The analysts say that Lithuania, and the entire Baltics, are in a better situation (in terms of energy supply) than some other EU member states – due to the availability of the Klaipeda LNG terminal, the gas storage facility in Latvia’s Incukalns and the access to GIPL, an international gas pipeline connecting Lithuania and Poland since January 2020. Besides, the first gas pipeline between Finland and Estonia, the Balticconnector, entered into commercial use at the start of 2020.

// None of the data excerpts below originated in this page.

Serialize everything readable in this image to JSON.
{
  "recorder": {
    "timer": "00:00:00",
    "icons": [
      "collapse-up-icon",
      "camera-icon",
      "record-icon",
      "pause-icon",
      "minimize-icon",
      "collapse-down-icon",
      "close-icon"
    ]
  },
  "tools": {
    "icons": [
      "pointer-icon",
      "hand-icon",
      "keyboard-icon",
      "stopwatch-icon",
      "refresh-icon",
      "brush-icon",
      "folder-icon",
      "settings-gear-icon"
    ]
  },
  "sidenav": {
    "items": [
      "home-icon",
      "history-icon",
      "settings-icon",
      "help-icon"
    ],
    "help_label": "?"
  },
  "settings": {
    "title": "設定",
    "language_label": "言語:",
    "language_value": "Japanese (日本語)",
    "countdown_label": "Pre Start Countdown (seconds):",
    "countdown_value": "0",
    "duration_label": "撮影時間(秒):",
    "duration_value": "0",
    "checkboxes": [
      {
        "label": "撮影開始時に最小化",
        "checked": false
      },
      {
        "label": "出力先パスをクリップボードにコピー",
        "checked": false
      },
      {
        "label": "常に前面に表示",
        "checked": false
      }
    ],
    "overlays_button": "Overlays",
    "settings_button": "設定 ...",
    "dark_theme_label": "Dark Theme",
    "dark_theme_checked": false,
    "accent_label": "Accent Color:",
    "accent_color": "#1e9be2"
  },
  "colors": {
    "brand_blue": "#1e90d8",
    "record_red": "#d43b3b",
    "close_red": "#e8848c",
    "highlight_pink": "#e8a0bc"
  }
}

Yet, last year, Gazprom’s pipeline from Russia still accounted for around 40% of Lithuania’s supply mix last year, which is still too high to sail smoothly through an emergency like a full halt of Gazprom gas imports. Latvia and Estonia remain even more dependent, at 93% and 79% of gas consumption respectively.
Reporting by Robert Anderson in Prague, Richard Lockhart in Edinburgh, Wojciech Kosc in Warsaw, Linas Jegelevicius in Vilnius and other bne IntelliNews correspondents.
There are three main pipeline routes to export Russian gas to Northern Europe: the Nord Stream 1 pipeline under the Baltic Sea to Germany, Yamal-Europe via Belarus to Poland, and the Brotherhood pipeline via Ukraine to Slovakia. In 2021, Nord Stream carried 58.1 bcm; Yamal-Europe 26.5 bcm, and 37.5 bcm came via Ukraine. To the South, 12.1 bcm was carried via the TurkStream pipeline via Turkey to Bulgaria.